Equity Method Investment
We have accounted for our beneficial ownership in the SPAC as an equity investment as we have determined that we exert a significant influence in the entity's operations and accounting policies. Furthermore, we have elected the fair value option under applicable US GAAP as we believe the fair value best reflects the economic performance of the equity investment.
Revenue Recognition
Our revenue transactions include sales of our ink canisters, software, licensing, pre-printed labels, integrated solutions and leasing of our equipment. We recognize revenue based on the principals established in ASC Topic 606, "Revenue from Contracts with Customers." Revenue recognition is made when our performance obligation is satisfied. Our terms vary based on the solutions we offer and are examined on a case-by-case basis. For licensing of our VerifyInkTM technology we depend on the integrity of our clients' reporting.
Stock-based Compensation
We account for stock-based compensation under the provisions of FASB ASC 718, "Compensation-Stock Compensation", which requires the measurement and recognition of compensation expense for all stock-based awards made to employees and directors based on estimated fair values on the grant date. We estimate the fair value of stock-based awards on the date of grant using the Black-Scholes model. The assumptions used in the Black-Scholes option pricing model include risk-free interest rates, expected volatility and expected life of the stock options. Changes in these assumptions can materially affect estimates of fair value stock-based compensation, and the compensation expense recorded in future periods. The value of the portion of the award that is ultimately expected to vest is recognized as expense over the requisite service periods using the straight-line method.

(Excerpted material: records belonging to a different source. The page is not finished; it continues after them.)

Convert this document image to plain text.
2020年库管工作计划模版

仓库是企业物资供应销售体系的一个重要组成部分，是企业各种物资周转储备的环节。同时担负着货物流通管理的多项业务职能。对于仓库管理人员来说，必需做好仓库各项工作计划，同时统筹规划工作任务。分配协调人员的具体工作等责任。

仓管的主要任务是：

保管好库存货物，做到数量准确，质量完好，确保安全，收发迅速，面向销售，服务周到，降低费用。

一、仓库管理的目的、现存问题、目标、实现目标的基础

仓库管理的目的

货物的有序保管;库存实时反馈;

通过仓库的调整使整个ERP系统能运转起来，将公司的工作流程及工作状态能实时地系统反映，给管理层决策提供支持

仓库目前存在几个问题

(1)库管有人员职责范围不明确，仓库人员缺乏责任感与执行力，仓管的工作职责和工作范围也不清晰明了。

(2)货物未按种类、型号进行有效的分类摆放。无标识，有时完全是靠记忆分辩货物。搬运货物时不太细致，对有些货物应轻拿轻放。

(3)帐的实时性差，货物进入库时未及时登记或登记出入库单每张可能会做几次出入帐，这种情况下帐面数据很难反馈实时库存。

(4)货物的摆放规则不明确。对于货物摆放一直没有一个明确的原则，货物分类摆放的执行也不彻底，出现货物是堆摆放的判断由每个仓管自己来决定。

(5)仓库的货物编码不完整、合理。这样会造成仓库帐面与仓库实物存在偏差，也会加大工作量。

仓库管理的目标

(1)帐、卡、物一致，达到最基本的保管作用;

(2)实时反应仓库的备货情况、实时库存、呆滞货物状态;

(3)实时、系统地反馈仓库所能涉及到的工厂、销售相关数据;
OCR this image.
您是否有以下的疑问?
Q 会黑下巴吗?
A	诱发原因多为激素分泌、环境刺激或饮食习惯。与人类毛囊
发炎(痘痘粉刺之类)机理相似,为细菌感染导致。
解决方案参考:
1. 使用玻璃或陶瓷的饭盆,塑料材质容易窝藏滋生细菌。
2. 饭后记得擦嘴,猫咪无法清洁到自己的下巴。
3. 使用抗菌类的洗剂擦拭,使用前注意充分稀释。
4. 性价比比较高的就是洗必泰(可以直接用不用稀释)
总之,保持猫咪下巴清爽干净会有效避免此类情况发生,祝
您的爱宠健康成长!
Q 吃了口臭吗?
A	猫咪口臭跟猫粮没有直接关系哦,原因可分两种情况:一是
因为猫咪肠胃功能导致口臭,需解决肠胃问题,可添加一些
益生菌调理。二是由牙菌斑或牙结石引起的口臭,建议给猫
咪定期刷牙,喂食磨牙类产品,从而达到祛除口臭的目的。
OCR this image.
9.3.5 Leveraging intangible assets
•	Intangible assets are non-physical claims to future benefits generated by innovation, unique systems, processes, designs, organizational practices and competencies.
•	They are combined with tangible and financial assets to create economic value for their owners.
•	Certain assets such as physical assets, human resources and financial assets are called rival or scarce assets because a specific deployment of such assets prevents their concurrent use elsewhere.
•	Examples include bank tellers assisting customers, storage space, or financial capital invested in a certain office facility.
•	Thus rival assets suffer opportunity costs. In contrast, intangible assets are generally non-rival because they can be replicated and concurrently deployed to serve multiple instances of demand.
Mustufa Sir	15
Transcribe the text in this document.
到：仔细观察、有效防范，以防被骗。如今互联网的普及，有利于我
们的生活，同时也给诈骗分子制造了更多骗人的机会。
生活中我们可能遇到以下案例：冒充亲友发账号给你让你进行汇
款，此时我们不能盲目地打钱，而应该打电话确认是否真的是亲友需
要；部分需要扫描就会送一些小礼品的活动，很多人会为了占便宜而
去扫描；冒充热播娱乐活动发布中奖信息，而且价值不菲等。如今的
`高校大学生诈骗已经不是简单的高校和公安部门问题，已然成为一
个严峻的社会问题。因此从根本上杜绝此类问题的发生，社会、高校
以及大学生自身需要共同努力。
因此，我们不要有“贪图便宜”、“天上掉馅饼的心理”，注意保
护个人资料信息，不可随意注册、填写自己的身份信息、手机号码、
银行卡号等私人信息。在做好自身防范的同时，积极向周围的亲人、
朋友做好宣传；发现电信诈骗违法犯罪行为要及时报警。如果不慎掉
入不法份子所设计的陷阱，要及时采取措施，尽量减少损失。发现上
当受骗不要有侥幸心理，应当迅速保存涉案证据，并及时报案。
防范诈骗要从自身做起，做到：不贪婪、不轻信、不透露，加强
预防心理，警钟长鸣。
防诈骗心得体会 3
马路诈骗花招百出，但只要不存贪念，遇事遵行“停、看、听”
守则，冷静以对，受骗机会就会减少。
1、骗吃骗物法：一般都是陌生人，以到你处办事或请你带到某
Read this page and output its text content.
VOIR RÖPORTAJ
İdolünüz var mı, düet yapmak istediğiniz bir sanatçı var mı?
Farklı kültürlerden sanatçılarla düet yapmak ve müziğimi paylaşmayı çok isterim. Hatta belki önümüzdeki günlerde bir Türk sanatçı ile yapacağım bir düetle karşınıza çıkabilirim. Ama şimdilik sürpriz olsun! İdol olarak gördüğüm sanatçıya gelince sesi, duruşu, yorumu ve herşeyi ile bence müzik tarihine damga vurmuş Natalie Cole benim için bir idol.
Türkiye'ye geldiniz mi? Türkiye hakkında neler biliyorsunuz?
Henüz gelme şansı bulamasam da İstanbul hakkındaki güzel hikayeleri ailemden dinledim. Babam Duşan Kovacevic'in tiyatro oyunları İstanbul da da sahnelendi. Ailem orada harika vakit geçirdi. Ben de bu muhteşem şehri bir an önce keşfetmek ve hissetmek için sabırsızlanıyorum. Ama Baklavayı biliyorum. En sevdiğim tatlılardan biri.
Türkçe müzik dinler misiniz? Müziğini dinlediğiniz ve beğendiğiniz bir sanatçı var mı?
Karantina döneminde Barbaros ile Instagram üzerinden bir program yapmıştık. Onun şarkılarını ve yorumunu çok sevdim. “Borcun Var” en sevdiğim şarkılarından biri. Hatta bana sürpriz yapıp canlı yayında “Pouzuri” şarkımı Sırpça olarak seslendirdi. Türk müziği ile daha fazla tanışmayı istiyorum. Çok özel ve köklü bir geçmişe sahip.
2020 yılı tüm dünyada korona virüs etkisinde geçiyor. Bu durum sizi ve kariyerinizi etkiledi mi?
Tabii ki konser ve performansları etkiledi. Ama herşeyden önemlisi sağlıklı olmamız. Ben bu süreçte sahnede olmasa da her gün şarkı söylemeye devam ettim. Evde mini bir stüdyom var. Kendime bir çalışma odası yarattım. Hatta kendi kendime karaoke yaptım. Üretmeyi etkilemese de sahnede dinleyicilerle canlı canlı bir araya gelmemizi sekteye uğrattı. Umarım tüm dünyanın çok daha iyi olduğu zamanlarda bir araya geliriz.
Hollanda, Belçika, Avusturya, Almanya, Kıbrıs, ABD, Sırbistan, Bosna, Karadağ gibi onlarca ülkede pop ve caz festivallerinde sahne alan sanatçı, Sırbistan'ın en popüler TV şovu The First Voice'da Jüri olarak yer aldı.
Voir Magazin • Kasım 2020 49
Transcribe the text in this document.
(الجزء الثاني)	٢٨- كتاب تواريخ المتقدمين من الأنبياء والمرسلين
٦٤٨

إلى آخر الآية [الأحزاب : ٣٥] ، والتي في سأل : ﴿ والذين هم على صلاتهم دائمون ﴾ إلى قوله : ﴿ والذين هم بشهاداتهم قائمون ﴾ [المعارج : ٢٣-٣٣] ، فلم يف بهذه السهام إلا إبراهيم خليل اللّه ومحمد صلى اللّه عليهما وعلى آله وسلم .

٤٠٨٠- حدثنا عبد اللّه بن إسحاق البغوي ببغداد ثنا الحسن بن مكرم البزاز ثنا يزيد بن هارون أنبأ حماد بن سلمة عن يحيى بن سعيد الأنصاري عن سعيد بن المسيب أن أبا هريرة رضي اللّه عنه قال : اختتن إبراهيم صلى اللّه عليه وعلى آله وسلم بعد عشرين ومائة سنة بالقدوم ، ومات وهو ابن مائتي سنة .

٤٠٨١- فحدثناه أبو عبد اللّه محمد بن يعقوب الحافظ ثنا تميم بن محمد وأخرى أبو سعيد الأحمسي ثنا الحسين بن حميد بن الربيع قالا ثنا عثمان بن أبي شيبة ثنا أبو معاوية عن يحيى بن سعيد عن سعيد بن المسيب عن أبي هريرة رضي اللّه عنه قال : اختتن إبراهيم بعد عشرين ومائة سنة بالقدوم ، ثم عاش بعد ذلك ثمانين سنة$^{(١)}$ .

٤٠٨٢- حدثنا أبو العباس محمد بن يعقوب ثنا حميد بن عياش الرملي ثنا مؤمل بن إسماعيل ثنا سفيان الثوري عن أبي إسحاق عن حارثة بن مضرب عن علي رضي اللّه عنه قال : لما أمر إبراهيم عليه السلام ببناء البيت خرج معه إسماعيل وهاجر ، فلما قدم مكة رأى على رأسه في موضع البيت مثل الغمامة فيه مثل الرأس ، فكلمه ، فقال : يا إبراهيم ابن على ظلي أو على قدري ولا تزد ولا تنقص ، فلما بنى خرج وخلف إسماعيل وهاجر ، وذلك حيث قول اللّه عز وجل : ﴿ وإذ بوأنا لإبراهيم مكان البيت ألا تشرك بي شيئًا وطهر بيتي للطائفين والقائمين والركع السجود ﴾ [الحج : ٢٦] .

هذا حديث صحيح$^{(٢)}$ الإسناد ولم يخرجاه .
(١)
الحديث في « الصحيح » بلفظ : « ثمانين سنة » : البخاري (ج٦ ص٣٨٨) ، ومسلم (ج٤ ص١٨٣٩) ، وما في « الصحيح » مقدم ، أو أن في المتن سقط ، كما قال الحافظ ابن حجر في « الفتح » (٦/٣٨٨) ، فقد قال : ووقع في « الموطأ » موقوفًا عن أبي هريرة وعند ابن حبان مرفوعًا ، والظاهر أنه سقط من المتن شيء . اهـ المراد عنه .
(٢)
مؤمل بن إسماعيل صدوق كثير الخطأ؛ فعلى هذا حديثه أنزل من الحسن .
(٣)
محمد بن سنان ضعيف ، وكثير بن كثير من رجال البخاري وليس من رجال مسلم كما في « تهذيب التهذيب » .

We account for stock-based compensation awards to non-employees in accordance with ASU No. 2018-07, Compensation - Stock Based Compensation (Topic 718): Improvements to Nonemployee Share-Based Payment Accounting ("ASU 2018-07"), which aligns accounting for share-based payments issued to nonemployees to that of employees under the existing guidance of Topic 718, with certain exceptions. This update supersedes previous guidance for equity-based payments to nonemployees under Subtopic 505-50, Equity - Equity-Based Payments to Non-Employees.
All issuances of stock options or other equity instruments to non-employees as consideration for goods or services received by the Company are accounted for based on the fair value of the equity instruments issued. Non-employee equity-based payments are recorded as an expense over the service period, as if we had paid cash for the services. At the end of each financial reporting period, prior to vesting or prior to the completion of the services, the fair value of the equity-based payments will be re-measured and the non-cash expense recognized during the period will be adjusted accordingly. Since the fair value of equity-based payments granted to non-employees is subject to change in the future, the amount of the future expense will include fair value re-measurements until the equity-based payments are fully vested or the service completed.
Recently Adopted Accounting Pronouncements
Recently adopted accounting pronouncements are discussed in Note 1 - Summary of Significant Accounting Policies in the notes accompanying the financial statements.